Whereas radical feminists seemed, at least on the surface, deadly serious about the movement they were creating, gaga feminism, as Halberstam envisions it, “masquerades as naive nonsense but actually participates in big and important forms of critique.” It embraces artifice, excess, loss of control, anarchy, pastiche, and even consumer capitalism, and loathes sentimentalism, mushy authenticity, reform feminism, and the politics of inclusion and rights. It is radically anti-teleological, and would rather “hint at a future rather than prescribe one.” It was conceived as the Occupy movement brought thousands of young (and not so young) people into the streets of American cities to protest against inequality and corporate greed. Like many of us, Halberstam admired these young activists, and was inspired by them. Gaga Feminism is a manifesto for the Occupy generation, a call to arms, an anarchistic salvo without a game plan, which embraces a politics of refusal that, like the early Euro-American New Left, urged young people to throw off the old, tired clichés of their parents' authoritarian, pleasure-denying culture.
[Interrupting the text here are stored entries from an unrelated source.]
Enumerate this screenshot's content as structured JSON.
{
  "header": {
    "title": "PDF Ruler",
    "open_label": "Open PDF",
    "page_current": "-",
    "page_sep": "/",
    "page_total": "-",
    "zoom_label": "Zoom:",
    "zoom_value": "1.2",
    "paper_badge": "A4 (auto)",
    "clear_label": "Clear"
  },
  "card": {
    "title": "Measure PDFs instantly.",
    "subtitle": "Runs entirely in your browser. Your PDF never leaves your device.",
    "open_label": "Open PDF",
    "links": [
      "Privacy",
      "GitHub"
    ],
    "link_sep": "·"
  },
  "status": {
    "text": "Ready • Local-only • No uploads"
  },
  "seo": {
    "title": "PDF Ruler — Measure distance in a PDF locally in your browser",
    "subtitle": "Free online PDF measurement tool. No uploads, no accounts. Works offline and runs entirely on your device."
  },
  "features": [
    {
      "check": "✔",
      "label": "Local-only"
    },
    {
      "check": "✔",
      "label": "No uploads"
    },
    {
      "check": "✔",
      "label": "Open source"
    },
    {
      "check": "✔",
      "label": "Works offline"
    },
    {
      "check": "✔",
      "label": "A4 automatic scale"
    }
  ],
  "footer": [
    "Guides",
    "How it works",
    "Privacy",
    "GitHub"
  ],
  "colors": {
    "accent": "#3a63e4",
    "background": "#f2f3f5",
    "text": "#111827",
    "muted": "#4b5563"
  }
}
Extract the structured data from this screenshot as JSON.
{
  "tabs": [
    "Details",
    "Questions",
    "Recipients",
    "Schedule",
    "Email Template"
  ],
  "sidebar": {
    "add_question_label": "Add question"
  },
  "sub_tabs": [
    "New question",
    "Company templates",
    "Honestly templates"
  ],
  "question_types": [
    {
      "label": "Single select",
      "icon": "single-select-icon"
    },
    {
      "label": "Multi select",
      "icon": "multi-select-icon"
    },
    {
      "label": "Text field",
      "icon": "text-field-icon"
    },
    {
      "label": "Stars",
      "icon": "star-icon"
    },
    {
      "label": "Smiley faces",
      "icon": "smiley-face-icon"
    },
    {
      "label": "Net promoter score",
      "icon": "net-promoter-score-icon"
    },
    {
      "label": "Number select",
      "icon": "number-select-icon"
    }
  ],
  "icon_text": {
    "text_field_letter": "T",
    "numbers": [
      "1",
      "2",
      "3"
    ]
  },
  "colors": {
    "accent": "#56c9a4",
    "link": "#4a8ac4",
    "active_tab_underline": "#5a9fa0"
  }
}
The New Left took root in the soil of Marxism; gaga feminism, in contrast, is cultural politics that is seemingly unconcerned with material realities. And yet Occupy Wall Street's young protestors were driven to the streets by mountains of debt, diminished access to abortion, lack of health insurance, and the sense of a future in doubt. For a brief moment at least, they changed the terms through which Americans speak of inequality – popularizing the idea of the “one percent” versus the rest of us. The ease with which urban governments were able to quash it may speak to the limits of a movement for which hierarchy and structure is anathema – and prove that those in power will do whatever is necessary to preserve their control. Halberstam describes gaga feminism as a politics that is fit for a postcapitalist world, cautioning that it “will not save us from ourselves or from Wall St.” But until we figure out how to meld the politics of gender refusal with a radical economic program, it seems that visions of gaga will have to suffice.